Well, no, there isn’t.
But still they asked. There is the appalling three-part British Channel 4 “true crime” series in 2020, Murder in the Outback: the Falconio and Lees Mystery. It wasn’t a mystery at all, yet that dross compounded the absurd doubts fanned by the late, disgraced defence lawyer, Andrew Fraser, who himself was sentenced to seven years in a maximum-security jail for being knowingly concerned with an importation of cocaine.
To begin with, as Murdoch told a snitch planted in his cell in the early days, he didn’t want his elderly widowed mum to know the truth about her youngest son. But after she died, what excuse could he have had for refusing to tell police the location of Falconio’s body, to allow his family to take him home for burial? Murdoch had been sentenced to life imprisonment with a non-parole period of 28 years and every appeal had been quashed. He had nothing further to lose by finally pinpointing the body. He knew how much more suffering he was inflicting on his victim’s grieving parents, and on Lees.
Instead, as Falconio’s mother told me, every time there was a knock at her door, every time the phone rang, she thought it might be news about her son. Can you imagine such pain?
The police tried everything they could to end it. One detective visited Murdoch wearing a hidden microphone, hoping to pick up some kind of clue to where the body might be. Another senior officer offered him, in return for information, a transfer from Berrimah jail in Darwin to a prison closer to his mother to make it easier for her to visit. Others simply pleaded with him. All in vain.
Murdoch relished the notoriety and the mad conspiracy theories that swirled around him to suggest his innocence. The anti-Lees campaigns at first run by tabloid newspapers took on new life as social media exploded and a passion for true-crime podcasts and their ilk grew.
And there’s still no end in sight. Another documentary is coming to air soon, a Canadian-British co-production.
By the accounts, Murdoch read each book and watched each film and TV show from his cell in various prisons around the country with satisfaction, irritation and perverse pleasure, depending on the line each took. Without exception, they served only to encourage more confusion in the eyes of the watching public.
Let’s get this straight: Murdoch did kill Falconio and did try to abduct Lees. There was DNA from Lees’ blood on Murdoch’s T-shirt. She described him with amazing accuracy for an identikit image. He was caught on CCTV at a truckstop close by the place where he’d intercepted the couple. In addition, he was discovered to have kept a trophy of the attack on Lees in his car in the form of her missing hair tie.

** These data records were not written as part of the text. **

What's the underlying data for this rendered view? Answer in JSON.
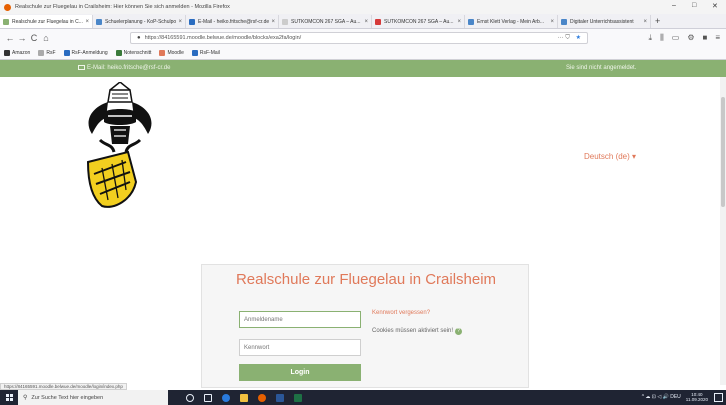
{
  "window": {
    "title": "Realschule zur Fluegelau in Crailsheim: Hier können Sie sich anmelden - Mozilla Firefox",
    "minimize": "–",
    "maximize": "□",
    "close": "✕"
  },
  "tabs": [
    {
      "label": "Realschule zur Fluegelau in C...",
      "color": "#8ab172",
      "active": true
    },
    {
      "label": "Schuelerplanung - KoP-Schulportal",
      "color": "#4a86c8"
    },
    {
      "label": "E-Mail - heiko.fritsche@rsf-cr.de",
      "color": "#2a6cc0"
    },
    {
      "label": "SUTKOMCON 267 SGA – Au...",
      "color": "#cccccc"
    },
    {
      "label": "SUTKOMCON 267 SGA – Au...",
      "color": "#d63a3a"
    },
    {
      "label": "Ernst Klett Verlag - Mein Arb...",
      "color": "#4a86c8"
    },
    {
      "label": "Digitaler Unterrichtsassistent",
      "color": "#4a86c8"
    }
  ],
  "nav": {
    "back": "←",
    "forward": "→",
    "reload": "C",
    "home": "⌂",
    "url": "https://84165591.moodle.belwue.de/moodle/blocks/exa2fa/login/",
    "lock": "🔒",
    "page_actions": "···",
    "pocket": "⛉",
    "bookmark_star": "★",
    "right_icons": [
      "⤓",
      "⫼",
      "▭",
      "⚙",
      "■",
      "≡"
    ]
  },
  "bookmarks": [
    {
      "label": "Amazon",
      "color": "#333333"
    },
    {
      "label": "RsF",
      "color": "#aaaaaa"
    },
    {
      "label": "RsF-Anmeldung",
      "color": "#2a6cc0"
    },
    {
      "label": "Notenschnitt",
      "color": "#3a7a3a"
    },
    {
      "label": "Moodle",
      "color": "#e0795a"
    },
    {
      "label": "RsF-Mail",
      "color": "#2a6cc0"
    }
  ],
  "header": {
    "email_text": "E-Mail: heiko.fritsche@rsf-cr.de",
    "not_logged_in": "Sie sind nicht angemeldet."
  },
  "language": {
    "selected": "Deutsch (de)",
    "caret": "▾"
  },
  "login": {
    "school_name": "Realschule zur Fluegelau in Crailsheim",
    "username_placeholder": "Anmeldename",
    "password_placeholder": "Kennwort",
    "login_button": "Login",
    "forgot_link": "Kennwort vergessen?",
    "cookies_text": "Cookies müssen aktiviert sein!",
    "help_icon": "?"
  },
  "status_url": "https://84165591.moodle.belwue.de/moodle/login/index.php",
  "taskbar": {
    "search_placeholder": "Zur Suche Text hier eingeben",
    "search_icon": "⚲",
    "tray_text": "^ ☁ ⊡ ◁ 🔊 DEU",
    "time": "10:40",
    "date": "11.09.2020",
    "app_icons": [
      {
        "name": "cortana-icon",
        "color": "#e8eef8"
      },
      {
        "name": "task-view-icon",
        "color": "#e8eef8"
      },
      {
        "name": "edge-icon",
        "color": "#2a7bde"
      },
      {
        "name": "file-explorer-icon",
        "color": "#f0c040"
      },
      {
        "name": "firefox-icon",
        "color": "#e66000"
      },
      {
        "name": "word-icon",
        "color": "#2b5797"
      },
      {
        "name": "excel-icon",
        "color": "#1e7145"
      }
    ]
  },
  "colors": {
    "moodle_green": "#8ab172",
    "accent_orange": "#e0795a",
    "crest_yellow": "#f2cf1f"
  }
}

That was only found after police arrested Murdoch following another crime in South Australia where he’d allegedly abducted and raped a teenage girl and tortured her mother. Was that modus operandi – abduction, torture and rape – what he had planned for Lees? Police even found home-made manacles identical to those cut from Lees’ wrists in his Landcruiser.
Perhaps because the mother in the Adelaide case was a sex worker, and so much of the evidence was ruled inadmissible at the time, he was found not guilty. Meanwhile, those rules of evidence meant the jurors in Darwin in the Falconio trial were not privy either to those damning clues. Even so, they still convicted him of murder of and attempted abduction.

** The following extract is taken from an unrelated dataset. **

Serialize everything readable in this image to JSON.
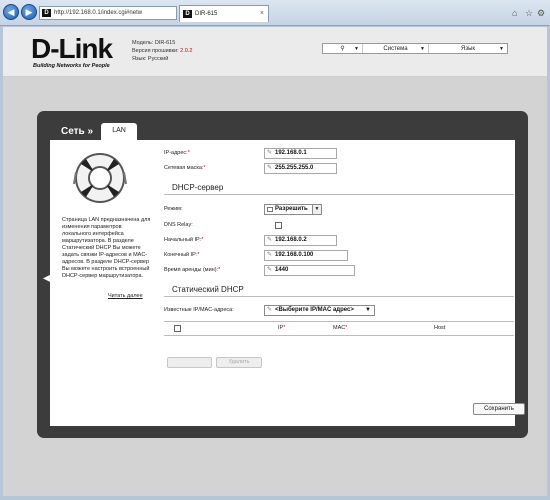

Let there be no doubt. Bradley Murdoch was as guilty as sin. Evil to the core, he took with him to the grave the one piece of information that he knew could bring some modicum of peace to his victims and their families.
May he rot in hell.
Sue Williams’ book, And Then The Darkness: the disappearance of Peter Falconio and the trials of Joanne Lees, was the first Australian book to be shortlisted for the Gold Dagger Award for the international true crime book of the year.